1. P.K. Subban still means a lot to the city of Montreal.
If the reception he received during his pre-game ceremony wasn’t any indication, P.K. Subban still means a lot to the people of Montreal and the fans of the Montreal Canadiens. I don’t think P.K. Subban was the only person to shed a tear during that emotional moment. (Did I? Nope. Not me.)
2. The Canadiens’ breakouts and zone entries are fast now.
Under Michel Therrien, watching the Canadiens bring the puck up the ice was like watching a football game: the Habs would grind their way through the neutral zone and Hail Mary it into the offensive zone and then battle to try to win back the puck. Now, the goal is to carry the puck up the ice with speed in a controlled fashion, to the point where forwards will often pass the puck back to a defenceman for a restart if the breakout can’t gather any momentum while coming up the ice.
3. But that doesn’t really help when you’re having trouble completing passes.
The Habs were pretty horrendous in the passing department. The disconnect in the passing game led to more drives to the offensive zone, including on Brendan Gallagher’s game-tying goal in the third period.
4. It’s like the Habs need to take out a loan to afford goals.

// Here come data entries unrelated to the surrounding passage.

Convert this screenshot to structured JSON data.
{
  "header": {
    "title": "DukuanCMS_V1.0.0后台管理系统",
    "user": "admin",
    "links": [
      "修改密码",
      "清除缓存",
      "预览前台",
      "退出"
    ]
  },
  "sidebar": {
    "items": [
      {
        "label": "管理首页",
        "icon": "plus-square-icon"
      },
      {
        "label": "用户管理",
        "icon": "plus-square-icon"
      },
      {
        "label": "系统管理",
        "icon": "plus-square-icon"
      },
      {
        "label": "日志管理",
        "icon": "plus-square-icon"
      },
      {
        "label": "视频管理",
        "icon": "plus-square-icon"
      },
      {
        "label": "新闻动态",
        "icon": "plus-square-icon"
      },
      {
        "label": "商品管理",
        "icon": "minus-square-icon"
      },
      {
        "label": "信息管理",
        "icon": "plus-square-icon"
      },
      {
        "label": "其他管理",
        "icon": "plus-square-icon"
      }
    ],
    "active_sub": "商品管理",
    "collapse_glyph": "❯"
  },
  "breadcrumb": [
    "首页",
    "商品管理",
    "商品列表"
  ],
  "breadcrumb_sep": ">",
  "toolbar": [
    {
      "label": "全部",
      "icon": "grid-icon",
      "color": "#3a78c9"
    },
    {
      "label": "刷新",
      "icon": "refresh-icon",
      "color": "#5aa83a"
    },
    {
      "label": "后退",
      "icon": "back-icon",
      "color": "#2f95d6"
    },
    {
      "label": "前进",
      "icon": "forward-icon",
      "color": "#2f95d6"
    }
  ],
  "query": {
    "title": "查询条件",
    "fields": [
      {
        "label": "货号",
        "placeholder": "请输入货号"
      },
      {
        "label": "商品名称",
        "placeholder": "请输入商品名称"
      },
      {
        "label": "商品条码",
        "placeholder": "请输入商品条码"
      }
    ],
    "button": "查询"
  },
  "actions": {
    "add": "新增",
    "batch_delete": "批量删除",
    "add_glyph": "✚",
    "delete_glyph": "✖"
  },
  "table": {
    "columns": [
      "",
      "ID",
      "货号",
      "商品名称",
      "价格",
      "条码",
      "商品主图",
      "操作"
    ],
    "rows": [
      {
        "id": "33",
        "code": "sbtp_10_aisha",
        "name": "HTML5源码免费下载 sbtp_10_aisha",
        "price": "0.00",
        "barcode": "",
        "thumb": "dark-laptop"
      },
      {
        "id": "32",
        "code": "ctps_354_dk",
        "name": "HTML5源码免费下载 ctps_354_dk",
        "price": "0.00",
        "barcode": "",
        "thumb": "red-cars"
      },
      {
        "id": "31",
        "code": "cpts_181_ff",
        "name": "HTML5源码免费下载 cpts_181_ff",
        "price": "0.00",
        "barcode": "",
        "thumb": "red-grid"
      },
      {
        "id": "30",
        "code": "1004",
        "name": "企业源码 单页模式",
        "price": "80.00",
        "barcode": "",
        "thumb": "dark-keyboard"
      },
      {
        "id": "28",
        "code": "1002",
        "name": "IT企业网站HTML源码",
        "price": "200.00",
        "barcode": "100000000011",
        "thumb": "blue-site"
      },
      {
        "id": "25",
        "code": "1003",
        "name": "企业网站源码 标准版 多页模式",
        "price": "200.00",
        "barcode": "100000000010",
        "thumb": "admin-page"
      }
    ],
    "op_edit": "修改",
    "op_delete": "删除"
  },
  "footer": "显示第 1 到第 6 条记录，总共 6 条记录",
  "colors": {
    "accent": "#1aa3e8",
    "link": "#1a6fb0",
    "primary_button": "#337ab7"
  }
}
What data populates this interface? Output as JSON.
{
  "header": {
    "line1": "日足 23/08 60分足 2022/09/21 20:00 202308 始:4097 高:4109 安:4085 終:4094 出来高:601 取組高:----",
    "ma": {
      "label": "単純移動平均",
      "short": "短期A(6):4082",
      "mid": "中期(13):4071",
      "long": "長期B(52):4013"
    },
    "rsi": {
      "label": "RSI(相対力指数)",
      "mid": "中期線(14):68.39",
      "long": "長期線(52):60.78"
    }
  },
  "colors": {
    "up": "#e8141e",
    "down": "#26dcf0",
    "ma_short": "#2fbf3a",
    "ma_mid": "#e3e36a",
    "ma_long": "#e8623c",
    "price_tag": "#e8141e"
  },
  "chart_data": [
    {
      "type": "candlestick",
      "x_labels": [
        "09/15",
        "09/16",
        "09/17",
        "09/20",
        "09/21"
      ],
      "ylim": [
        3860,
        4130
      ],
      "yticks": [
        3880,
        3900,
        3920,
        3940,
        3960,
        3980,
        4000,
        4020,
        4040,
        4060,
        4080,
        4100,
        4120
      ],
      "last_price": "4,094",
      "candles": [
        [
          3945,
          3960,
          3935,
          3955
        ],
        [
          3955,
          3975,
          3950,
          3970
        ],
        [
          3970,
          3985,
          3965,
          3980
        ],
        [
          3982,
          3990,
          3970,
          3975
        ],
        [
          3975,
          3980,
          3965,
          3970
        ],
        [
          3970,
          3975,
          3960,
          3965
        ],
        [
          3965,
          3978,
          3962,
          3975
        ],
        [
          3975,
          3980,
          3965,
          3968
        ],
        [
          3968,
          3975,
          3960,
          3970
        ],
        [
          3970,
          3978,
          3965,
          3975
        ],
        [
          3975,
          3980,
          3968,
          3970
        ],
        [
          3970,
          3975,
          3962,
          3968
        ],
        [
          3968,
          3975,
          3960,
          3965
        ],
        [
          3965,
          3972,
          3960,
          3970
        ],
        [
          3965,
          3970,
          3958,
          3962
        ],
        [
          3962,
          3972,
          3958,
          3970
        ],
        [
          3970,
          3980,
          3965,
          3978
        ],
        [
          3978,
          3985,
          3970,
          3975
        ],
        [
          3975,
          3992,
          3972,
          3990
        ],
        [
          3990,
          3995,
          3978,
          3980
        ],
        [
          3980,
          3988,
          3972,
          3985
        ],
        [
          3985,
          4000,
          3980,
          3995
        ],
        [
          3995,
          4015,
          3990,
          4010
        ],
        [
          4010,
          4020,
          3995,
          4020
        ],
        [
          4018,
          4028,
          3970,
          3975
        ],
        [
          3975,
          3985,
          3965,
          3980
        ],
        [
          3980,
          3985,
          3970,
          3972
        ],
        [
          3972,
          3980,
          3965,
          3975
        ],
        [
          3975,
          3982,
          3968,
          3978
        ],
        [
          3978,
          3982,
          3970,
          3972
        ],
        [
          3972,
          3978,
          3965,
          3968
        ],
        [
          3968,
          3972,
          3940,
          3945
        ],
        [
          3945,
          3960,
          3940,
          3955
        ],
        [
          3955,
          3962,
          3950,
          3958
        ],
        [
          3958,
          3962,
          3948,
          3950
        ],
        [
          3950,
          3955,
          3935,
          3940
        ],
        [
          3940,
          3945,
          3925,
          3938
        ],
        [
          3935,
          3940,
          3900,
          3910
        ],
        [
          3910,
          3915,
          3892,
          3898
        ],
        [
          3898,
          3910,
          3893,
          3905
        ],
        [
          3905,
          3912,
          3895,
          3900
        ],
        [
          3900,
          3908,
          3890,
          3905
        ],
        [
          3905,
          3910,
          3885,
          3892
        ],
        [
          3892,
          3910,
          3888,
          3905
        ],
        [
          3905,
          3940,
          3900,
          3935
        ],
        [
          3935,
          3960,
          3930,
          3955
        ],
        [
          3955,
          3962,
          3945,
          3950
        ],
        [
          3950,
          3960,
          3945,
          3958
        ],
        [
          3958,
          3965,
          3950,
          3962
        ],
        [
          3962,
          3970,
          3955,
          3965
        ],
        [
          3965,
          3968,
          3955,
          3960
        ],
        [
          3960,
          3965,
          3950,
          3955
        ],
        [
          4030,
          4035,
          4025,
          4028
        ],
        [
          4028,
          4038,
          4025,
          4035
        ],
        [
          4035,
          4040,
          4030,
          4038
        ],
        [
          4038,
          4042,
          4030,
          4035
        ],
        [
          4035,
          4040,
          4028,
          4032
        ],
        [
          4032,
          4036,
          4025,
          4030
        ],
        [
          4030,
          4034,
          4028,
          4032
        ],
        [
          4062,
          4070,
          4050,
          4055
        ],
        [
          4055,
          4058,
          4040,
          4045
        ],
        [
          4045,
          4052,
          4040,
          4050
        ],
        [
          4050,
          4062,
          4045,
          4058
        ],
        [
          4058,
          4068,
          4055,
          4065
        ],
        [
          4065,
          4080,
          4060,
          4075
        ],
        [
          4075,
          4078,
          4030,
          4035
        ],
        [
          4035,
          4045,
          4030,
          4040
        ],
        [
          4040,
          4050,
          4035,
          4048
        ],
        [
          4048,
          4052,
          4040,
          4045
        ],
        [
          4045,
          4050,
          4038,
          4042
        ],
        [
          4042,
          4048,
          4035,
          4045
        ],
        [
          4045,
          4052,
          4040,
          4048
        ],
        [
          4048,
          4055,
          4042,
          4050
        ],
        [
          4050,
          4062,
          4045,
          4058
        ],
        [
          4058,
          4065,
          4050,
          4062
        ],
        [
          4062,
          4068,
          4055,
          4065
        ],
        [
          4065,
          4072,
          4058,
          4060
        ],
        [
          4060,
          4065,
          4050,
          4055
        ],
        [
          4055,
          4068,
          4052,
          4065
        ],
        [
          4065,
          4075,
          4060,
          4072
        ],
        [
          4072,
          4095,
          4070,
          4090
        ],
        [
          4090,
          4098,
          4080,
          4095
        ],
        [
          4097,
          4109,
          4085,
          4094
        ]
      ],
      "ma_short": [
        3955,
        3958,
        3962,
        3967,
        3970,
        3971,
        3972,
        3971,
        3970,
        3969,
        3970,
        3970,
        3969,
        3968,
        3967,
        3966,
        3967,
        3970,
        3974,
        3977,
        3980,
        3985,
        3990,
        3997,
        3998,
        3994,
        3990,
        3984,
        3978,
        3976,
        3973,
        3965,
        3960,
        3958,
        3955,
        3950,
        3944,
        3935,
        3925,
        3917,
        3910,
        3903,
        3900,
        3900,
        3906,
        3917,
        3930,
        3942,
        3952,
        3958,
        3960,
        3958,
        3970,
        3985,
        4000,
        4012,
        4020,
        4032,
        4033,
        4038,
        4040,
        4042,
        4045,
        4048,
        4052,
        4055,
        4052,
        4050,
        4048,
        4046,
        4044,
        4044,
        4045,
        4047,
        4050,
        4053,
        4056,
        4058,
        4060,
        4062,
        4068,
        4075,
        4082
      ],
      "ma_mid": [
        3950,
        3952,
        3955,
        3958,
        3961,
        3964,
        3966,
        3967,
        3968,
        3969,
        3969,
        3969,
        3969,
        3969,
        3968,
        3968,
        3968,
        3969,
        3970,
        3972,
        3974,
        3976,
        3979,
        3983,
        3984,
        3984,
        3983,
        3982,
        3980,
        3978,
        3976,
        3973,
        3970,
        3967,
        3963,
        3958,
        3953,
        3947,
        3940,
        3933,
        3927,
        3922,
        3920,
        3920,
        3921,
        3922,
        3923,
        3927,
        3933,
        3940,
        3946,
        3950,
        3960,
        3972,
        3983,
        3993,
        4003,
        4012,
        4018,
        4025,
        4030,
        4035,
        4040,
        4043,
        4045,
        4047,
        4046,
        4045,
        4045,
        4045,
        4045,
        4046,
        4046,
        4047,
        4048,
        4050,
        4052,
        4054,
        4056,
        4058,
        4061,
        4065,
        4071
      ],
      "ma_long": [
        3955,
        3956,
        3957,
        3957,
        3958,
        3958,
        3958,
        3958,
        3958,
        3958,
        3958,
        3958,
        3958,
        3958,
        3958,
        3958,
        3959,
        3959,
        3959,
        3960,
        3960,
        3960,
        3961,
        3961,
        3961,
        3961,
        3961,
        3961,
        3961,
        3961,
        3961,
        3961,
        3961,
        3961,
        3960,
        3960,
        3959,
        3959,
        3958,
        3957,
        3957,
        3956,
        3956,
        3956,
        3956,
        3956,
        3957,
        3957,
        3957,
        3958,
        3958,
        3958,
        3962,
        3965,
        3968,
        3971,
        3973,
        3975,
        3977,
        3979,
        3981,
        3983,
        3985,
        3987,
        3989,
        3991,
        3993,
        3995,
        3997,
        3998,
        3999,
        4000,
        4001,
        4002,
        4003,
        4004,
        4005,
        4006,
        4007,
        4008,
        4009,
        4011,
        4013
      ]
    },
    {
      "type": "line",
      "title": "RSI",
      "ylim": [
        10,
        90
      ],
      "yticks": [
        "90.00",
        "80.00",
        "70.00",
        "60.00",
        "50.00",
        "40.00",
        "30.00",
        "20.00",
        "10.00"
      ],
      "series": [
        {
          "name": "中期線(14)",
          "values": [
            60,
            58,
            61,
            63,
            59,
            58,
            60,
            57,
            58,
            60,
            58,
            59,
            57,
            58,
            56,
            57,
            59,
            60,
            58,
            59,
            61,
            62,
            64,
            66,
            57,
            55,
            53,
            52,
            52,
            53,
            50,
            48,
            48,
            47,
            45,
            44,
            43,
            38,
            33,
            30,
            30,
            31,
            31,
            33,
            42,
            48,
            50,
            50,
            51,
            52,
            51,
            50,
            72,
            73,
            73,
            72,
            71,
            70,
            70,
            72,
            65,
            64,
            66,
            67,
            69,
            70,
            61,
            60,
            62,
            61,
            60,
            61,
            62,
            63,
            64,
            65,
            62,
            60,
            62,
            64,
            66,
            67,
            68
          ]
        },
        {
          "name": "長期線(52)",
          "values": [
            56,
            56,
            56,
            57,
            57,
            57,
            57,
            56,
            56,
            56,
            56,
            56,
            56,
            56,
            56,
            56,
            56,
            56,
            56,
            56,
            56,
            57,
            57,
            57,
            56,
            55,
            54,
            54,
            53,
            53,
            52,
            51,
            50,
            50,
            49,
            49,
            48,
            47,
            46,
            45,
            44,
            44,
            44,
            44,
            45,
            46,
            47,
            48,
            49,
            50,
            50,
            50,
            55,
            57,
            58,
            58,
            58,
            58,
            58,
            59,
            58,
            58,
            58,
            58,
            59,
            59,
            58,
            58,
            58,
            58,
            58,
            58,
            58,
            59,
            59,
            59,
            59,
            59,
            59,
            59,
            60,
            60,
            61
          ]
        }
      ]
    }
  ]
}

While it’s been frustrating to watch at times, you can’t discredit the Habs for digging deep into their pockets to pay for the goals they’re scoring. They’re not giving up, and over the past four games that’s exactly why they’ve won.
5. Jordie Benn and Nathan Beaulieu are a great pairing.
Nathan Beaulieu may have found his match made in heaven. Two games played together and he and Jordie Benn are starting to click. Benn’s steady stay-at-home style provides a great compliment to Beaulieu’s puck-moving ability, speed and offensive leanings. Last night the two played another solid game, maintaining positive five-on-five possession numbers despite getting half of their starts in the defensive zone.
6. This game got heated very quickly.
All it took was a hit from behind that wasn’t called in the second period by Mike Fisher on Alexei Emelin to take this game from intense to nasty. Had the refs made a call on that play a lot of the frustration that went on display for the remainder of the period probably wouldn’t have reached a boiling point, but from then on it was destined to be a touchy game.
7. This game felt like a playoff game as soon as the Habs tied it.
The excitement, as well as the nerves, started to rise after Brendan Gallagher tied it midway through the third period. The Canadiens taking a penalty immediately after tying it added to the drama, and then of course, the way it ended gave this game the feel of game played in mid-April and not one played on the second day of March.
8. Carey Price has his name all over this win.
Carey Price was very busy last night, and with his team down 1-0 he didn’t seem wavered and kept the Habs in it even though a lot of us probably thought the Canadiens were not going to be able to score anyway. That’s the fourth win in a row for the Habs where goaltending has put its stamp on the win, which, like it or not, is a large part of this team’s identity.
9. Paul Byron’s determination on the game-winning-goal was playoff-level.
Paul Byron’s skate up the ice was the exact kind of determination you want to see when it’s all on the line. The mentality that’s starting to develop with this team is interesting to observe right now as we approach the home stretch of the regular season. With every game being important, and the margin of error shrinking, the effort needed to win will need to be exactly on the level of what Paul Byron and the rest of his teammates brought to the ice last night. No, the Canadiens were not perfect, and they will need to figure out ways to generate offence if they’re going to go anywhere, but they were in the game for the entirety of it last night, and in the end they found a way to win through intense, determined effort.
10. It didn’t take overtime to win.
The Habs won in regulation. That’s right. With a whole 8.3 seconds left too!